Ontario's Progressive Conservatives will spend an additional $6.1 billion on healthcare by the end of their first term if they are elected, says leader Tim Hudak.

The Tories would find the money to pay for the increased expenditures in part by eliminating the province's Local Health Intergration Networks (LHINs), Hudak said at a Tuesday morning news conference. 

The LHINs are 14 regional agencies that were set up by the Liberal government in 2007 to deliver $21.5 billion a year in health funding to hospitals, clinics, community care and long-term care homes.

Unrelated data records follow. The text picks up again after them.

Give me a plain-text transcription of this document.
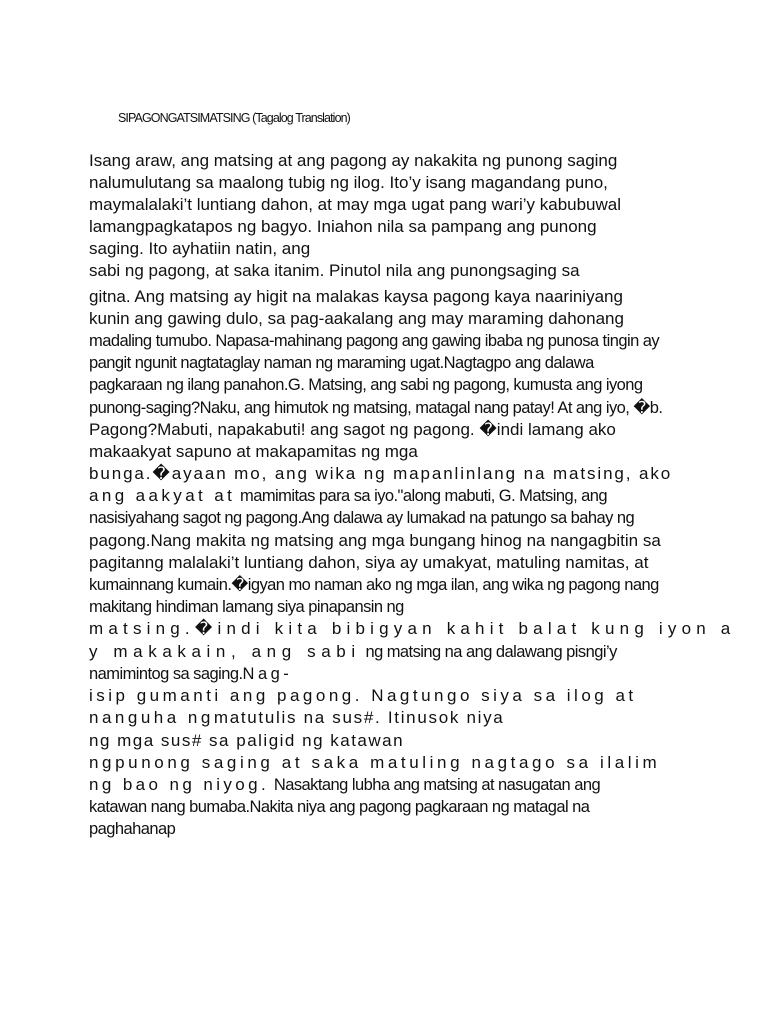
SIPAGONGATSIMATSING (Tagalog Translation)
Isang araw, ang matsing at ang pagong ay nakakita ng punong saging
nalumulutang sa maalong tubig ng ilog. Ito’y isang magandang puno,
maymalalaki’t luntiang dahon, at may mga ugat pang wari’y kabubuwal
lamangpagkatapos ng bagyo. Iniahon nila sa pampang ang punong
saging. Ito ayhatiin natin, ang
sabi ng pagong, at saka itanim. Pinutol nila ang punongsaging sa
gitna. Ang matsing ay higit na malakas kaysa pagong kaya naariniyang
kunin ang gawing dulo, sa pag-aakalang ang may maraming dahonang
madaling tumubo. Napasa-mahinang pagong ang gawing ibaba ng punosa tingin ay
pangit ngunit nagtataglay naman ng maraming ugat.Nagtagpo ang dalawa
pagkaraan ng ilang panahon.G. Matsing, ang sabi ng pagong, kumusta ang iyong
punong-saging?Naku, ang himutok ng matsing, matagal nang patay! At ang iyo, �b.
Pagong?Mabuti, napakabuti! ang sagot ng pagong. �indi lamang ako
makaakyat sapuno at makapamitas ng mga
bunga.�ayaan mo, ang wika ng mapanlinlang na matsing, ako
ang aakyat at mamimitas para sa iyo."along mabuti, G. Matsing, ang
nasisiyahang sagot ng pagong.Ang dalawa ay lumakad na patungo sa bahay ng
pagong.Nang makita ng matsing ang mga bungang hinog na nangagbitin sa
pagitanng malalaki’t luntiang dahon, siya ay umakyat, matuling namitas, at
kumainnang kumain.�igyan mo naman ako ng mga ilan, ang wika ng pagong nang
makitang hindiman lamang siya pinapansin ng
matsing.�indi kita bibigyan kahit balat kung iyon a
y makakain, ang sabi ng matsing na ang dalawang pisngi’y
namimintog sa saging.N a g -
isip gumanti ang pagong. Nagtungo siya sa ilog at
nanguha ngmatutulis na sus#. Itinusok niya
ng mga sus# sa paligid ng katawan
ngpunong saging at saka matuling nagtago sa ilalim
ng bao ng niyog. Nasaktang lubha ang matsing at nasugatan ang
katawan nang bumaba.Nakita niya ang pagong pagkaraan ng matagal na
paghahanap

Hudak has frequently derided the LHINs for adding needless bureaucracy to the healthcare system.

But Transport Minister Kathleen Wynne said Hudak's announcement left out key details.

"It is not at all clear where the money is going to come from especially when he is talking in other moments about making tax cuts," she said. "So it's very difficult to really grasp how he is going to invest the amount of money he is talking about."

Ontario Premier Dalton McGuinty has admitted the agencies need to do a better job of consulting with communities, but maintains they are crucial to get local input on health care.

The Tories also pledged on Tuesday to use the extra healthcare money to:

  • Implement patient satisfaction measures.
  • renovate or create 40,000 long-term care beds for seniors.
  • Increase investment in home care.

The announcement comes just as the Tories prepare for this weekend's annual policy convention, an event where they are expected to lay out their vision for the province ahead of this fall's election.